Seattle

Der Brief war an Ms Savage adressiert, doch als Corina ihn öffnete, stellte sie fest, dass er sich eigentlich an Robert richtete. Beim Briefkopf hatte die Firma, bei der ihr Mann offensichtlich im April einen Leihwagen gemietet hatte, geschlampt und das r mit dem s vertauscht.

Aufmerksam geworden durch den Firmensitzein Ort irgendwo in der Slowakei, dessen Name ihr nichts sagte –, überflog sie die in schlechtem Englisch gehaltenen Zeilen. Ihr Mann wurde mit Nachdruck gebeten, die Gebühren für einen vom Autoverleiher bezahlten Strafzettel zu erstatten, den er wegen einer Geschwindigkeitsübertretung kassiert hatte. Sie warf einen Blick auf das Foto der Radarbox, das dem Schreiben als Beweisstück beigelegt worden war.

Sie wunderte sich kurz darüber, was Robert in der Slowakei gewollt hatte, als ihr der Vermerk von Ort und Zeit am rechten Rand des Fotos ins Auge stach. Ungläubig kniff sie die Augen zusammen. Von einer grausamen Vorahnung ergriffen, rief sie Google Maps auf ihrem Smartphone auf.

163 Kilometer.

Zu fahren in unter zwei Stunden.

Ihr Herz begann zu rasen.

San Francisco. Der Indianerschmuck, mit dem Robert Veronica beschenkt hatte. Eine einzige Inszenierung.

Ihr hattet doch Kinder.

Der Satz bekam plötzlich Gewicht.

Ihr.

Ich verstehe nicht, warum ihr nach all den Jahren in dieser alten Geschichte herumstochern müsst.

Schon wieder: ihr. Sie und Ani. Das musste Robert gemeint haben. Was bedeutete, dass er sich mit Ani vor ihrem Tod zumindest gedanklich beschäftigt hatte. Hatte Ani etwa von den Hormonen gewusst, die ihr in Deva verabreicht worden waren? War sie Robert und Savage Pharma auf die Schliche gekommen? Wollte sie Tabor treffen, um von ihm Details zu erfahren?

Ihr sogenannter Selbstmord und Roberts Europareise, die er als inneramerikanischen Businesstrip getarnt hatte, ergaben für sie eine schale Mischung, die ihr Magendrücken verursachte.
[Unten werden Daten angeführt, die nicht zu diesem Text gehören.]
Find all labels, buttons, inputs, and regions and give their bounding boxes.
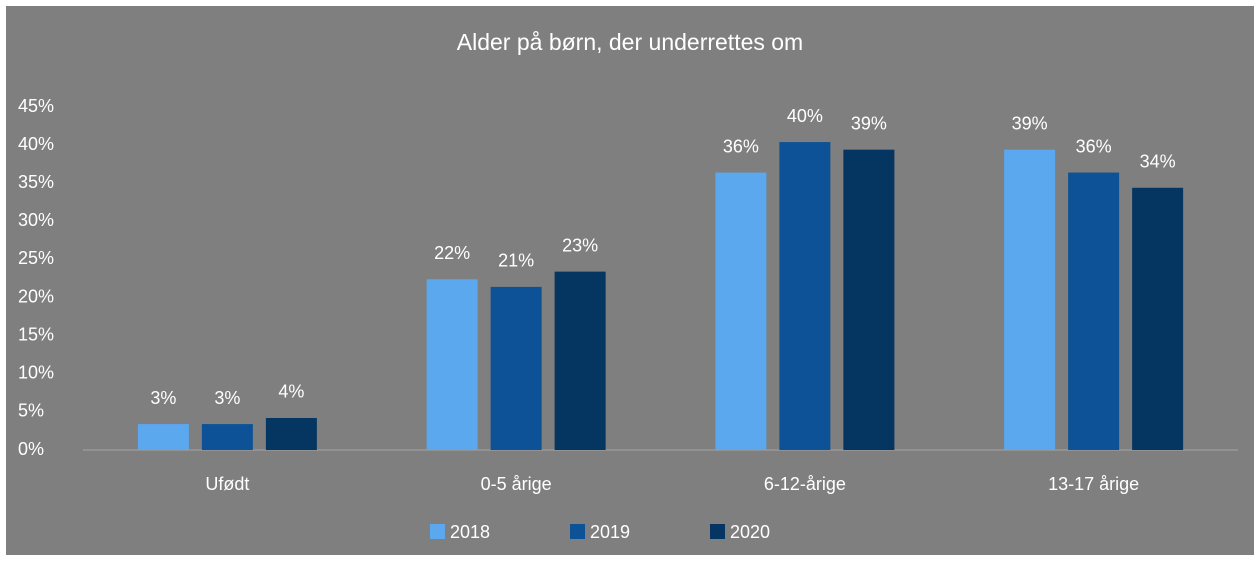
data-label: 3%	[150, 388, 176, 408]
x-tick-label: 13-17 årige	[1048, 474, 1139, 494]
y-tick-label: 45%	[18, 96, 54, 116]
legend-label: 2019	[590, 522, 630, 542]
y-tick-label: 20%	[18, 286, 54, 306]
bar	[843, 149, 895, 450]
bar	[1132, 187, 1184, 450]
chart-background	[6, 6, 1254, 555]
chart-title: Alder på børn, der underrettes om	[457, 29, 803, 55]
bar	[1068, 172, 1120, 450]
bar	[265, 417, 317, 450]
bar	[490, 286, 542, 450]
y-tick-label: 15%	[18, 324, 54, 344]
y-tick-label: 40%	[18, 134, 54, 154]
y-tick-label: 5%	[18, 401, 44, 421]
bar	[779, 142, 831, 450]
bar	[137, 424, 189, 450]
data-label: 36%	[1076, 136, 1112, 156]
legend-label: 2020	[730, 522, 770, 542]
y-tick-label: 0%	[18, 439, 44, 459]
x-tick-label: 6-12-årige	[764, 474, 846, 494]
y-tick-label: 10%	[18, 363, 54, 383]
data-label: 40%	[787, 106, 823, 126]
legend-swatch	[430, 524, 445, 539]
data-label: 22%	[434, 243, 470, 263]
bar	[1004, 149, 1056, 450]
bar	[201, 424, 253, 450]
data-label: 36%	[723, 136, 759, 156]
x-tick-label: Ufødt	[205, 474, 249, 494]
x-tick-label: 0-5 årige	[481, 474, 552, 494]
data-label: 4%	[278, 382, 304, 402]
legend-label: 2018	[450, 522, 490, 542]
data-label: 39%	[851, 113, 887, 133]
legend-swatch	[570, 524, 585, 539]
legend-swatch	[710, 524, 725, 539]
y-tick-label: 30%	[18, 210, 54, 230]
data-label: 3%	[214, 388, 240, 408]
data-label: 21%	[498, 251, 534, 271]
y-tick-label: 25%	[18, 248, 54, 268]
bar	[554, 271, 606, 450]
bar	[426, 279, 478, 450]
data-label: 39%	[1012, 113, 1048, 133]
data-label: 34%	[1140, 152, 1176, 172]
data-label: 23%	[562, 235, 598, 255]
bar	[715, 172, 767, 450]
y-tick-label: 35%	[18, 172, 54, 192]
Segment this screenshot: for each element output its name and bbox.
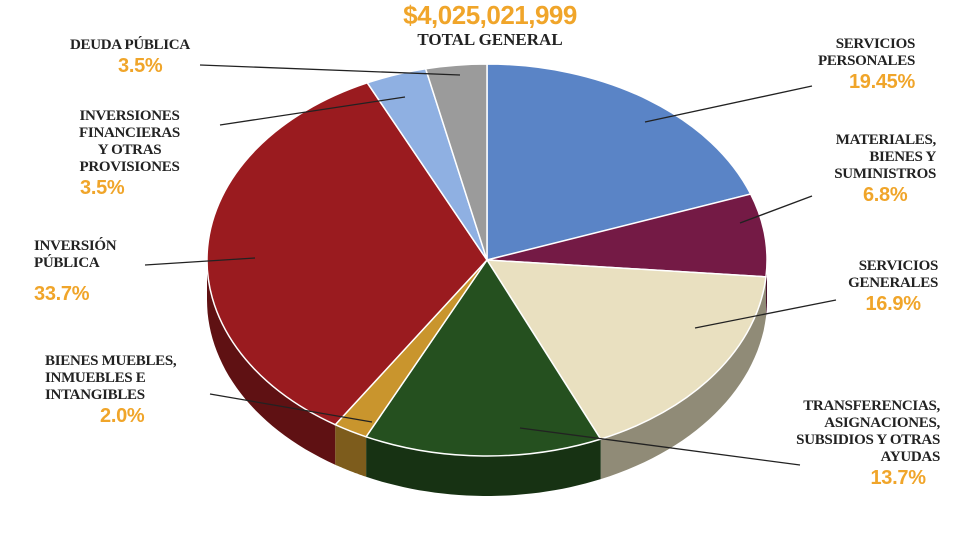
label-bienes-muebles: BIENES MUEBLES, INMUEBLES E INTANGIBLES … <box>45 353 177 428</box>
slice <box>486 63 752 261</box>
label-servicios-generales: SERVICIOS GENERALES 16.9% <box>848 258 938 316</box>
chart-header: $4,025,021,999 TOTAL GENERAL <box>340 0 640 50</box>
leader-line <box>519 427 801 466</box>
chart-subtitle: TOTAL GENERAL <box>417 30 563 49</box>
slice-label: TRANSFERENCIAS, ASIGNACIONES, SUBSIDIOS … <box>796 398 940 465</box>
leader-line <box>739 195 813 224</box>
slice-label: SERVICIOS GENERALES <box>848 258 938 291</box>
slice <box>364 258 602 457</box>
label-servicios-personales: SERVICIOS PERSONALES 19.45% <box>818 36 915 94</box>
slice-pct: 6.8% <box>862 184 908 206</box>
slice-label: INVERSIÓN PÚBLICA <box>34 238 117 271</box>
slice-pct: 13.7% <box>870 467 926 489</box>
slice-pct: 2.0% <box>100 405 145 427</box>
chart-title: $4,025,021,999 <box>403 0 577 30</box>
slice-pct: 16.9% <box>865 293 921 315</box>
slice <box>485 259 767 441</box>
leader-line <box>644 85 813 123</box>
label-transferencias: TRANSFERENCIAS, ASIGNACIONES, SUBSIDIOS … <box>796 398 940 490</box>
slice-side <box>335 424 367 477</box>
slice-label: INVERSIONES FINANCIERAS Y OTRAS PROVISIO… <box>79 108 180 175</box>
slice-label: DEUDA PÚBLICA <box>70 37 190 53</box>
leader-line <box>144 257 256 266</box>
label-deuda-publica: DEUDA PÚBLICA 3.5% <box>70 37 190 78</box>
leader-line <box>199 64 461 76</box>
leader-line <box>694 299 837 329</box>
slice-side <box>207 260 336 465</box>
slice-pct: 33.7% <box>34 283 90 305</box>
slice <box>486 193 768 278</box>
slice <box>424 63 488 261</box>
slice-pct: 3.5% <box>118 55 163 77</box>
slice-pct: 3.5% <box>80 177 125 199</box>
slice-label: SERVICIOS PERSONALES <box>817 36 915 69</box>
slice-pct: 19.45% <box>848 71 915 93</box>
slice-label: MATERIALES, BIENES Y SUMINISTROS <box>834 132 936 182</box>
slice <box>206 81 488 426</box>
label-inversion-publica: INVERSIÓN PÚBLICA 33.7% <box>34 238 117 306</box>
label-materiales: MATERIALES, BIENES Y SUMINISTROS 6.8% <box>834 132 936 207</box>
label-inversiones-financieras: INVERSIONES FINANCIERAS Y OTRAS PROVISIO… <box>52 108 207 200</box>
slice-label: BIENES MUEBLES, INMUEBLES E INTANGIBLES <box>45 353 177 403</box>
leader-line <box>209 393 373 423</box>
slice-side <box>600 276 766 480</box>
leader-line <box>219 96 406 126</box>
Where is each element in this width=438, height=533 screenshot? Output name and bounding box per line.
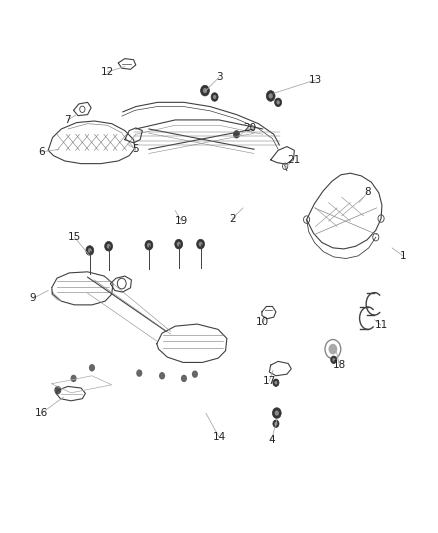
- Circle shape: [175, 239, 183, 249]
- Circle shape: [105, 241, 113, 251]
- Text: 12: 12: [101, 67, 114, 77]
- Text: 6: 6: [38, 147, 45, 157]
- Circle shape: [199, 241, 203, 246]
- Circle shape: [332, 358, 336, 361]
- Circle shape: [268, 93, 273, 99]
- Text: 9: 9: [29, 294, 36, 303]
- Circle shape: [203, 88, 207, 93]
- Circle shape: [145, 240, 153, 250]
- Circle shape: [275, 98, 282, 107]
- Circle shape: [273, 379, 279, 386]
- Text: 21: 21: [287, 155, 300, 165]
- Circle shape: [136, 369, 142, 377]
- Circle shape: [201, 85, 209, 96]
- Text: 16: 16: [35, 408, 48, 418]
- Text: 2: 2: [229, 214, 236, 223]
- Circle shape: [192, 370, 198, 378]
- Circle shape: [274, 422, 278, 425]
- Text: 7: 7: [64, 115, 71, 125]
- Circle shape: [331, 356, 337, 364]
- Circle shape: [86, 246, 94, 255]
- Text: 20: 20: [243, 123, 256, 133]
- Circle shape: [106, 244, 111, 248]
- Circle shape: [159, 372, 165, 379]
- Text: 4: 4: [268, 435, 275, 445]
- Circle shape: [233, 131, 240, 138]
- Circle shape: [328, 344, 337, 354]
- Text: 3: 3: [215, 72, 223, 82]
- Text: 11: 11: [374, 320, 388, 330]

Sie ließ Brief und Kuvert in ihrer Handtasche verschwinden. Ganz eindeutig hatte sie ihren Mann unterschätzt.

Automatisch dachte sie an jenen Tag vor knapp zwei Wochen, an dem Consuela den Autounfall hatte. Bremsversagen. Sie hatte sie ins Gartencenter geschicktund weil die Einkäufe in Consuelas Kleinwagen kaum Platz fanden, ihr den eigenen Wagen geliehen, während sie selbst an diesem Tag per Taxi zu ihrer Arbeitsstätte am Olympic Sculpture gefahren war. Die abschüssigen, kurvenreichen Straßen dorthin forderten volle Konzentration, wenn man nicht in den Tiefen der Elliott Bay enden wollte

Ihr wurde so schwindelig, dass sie sich setzen musste.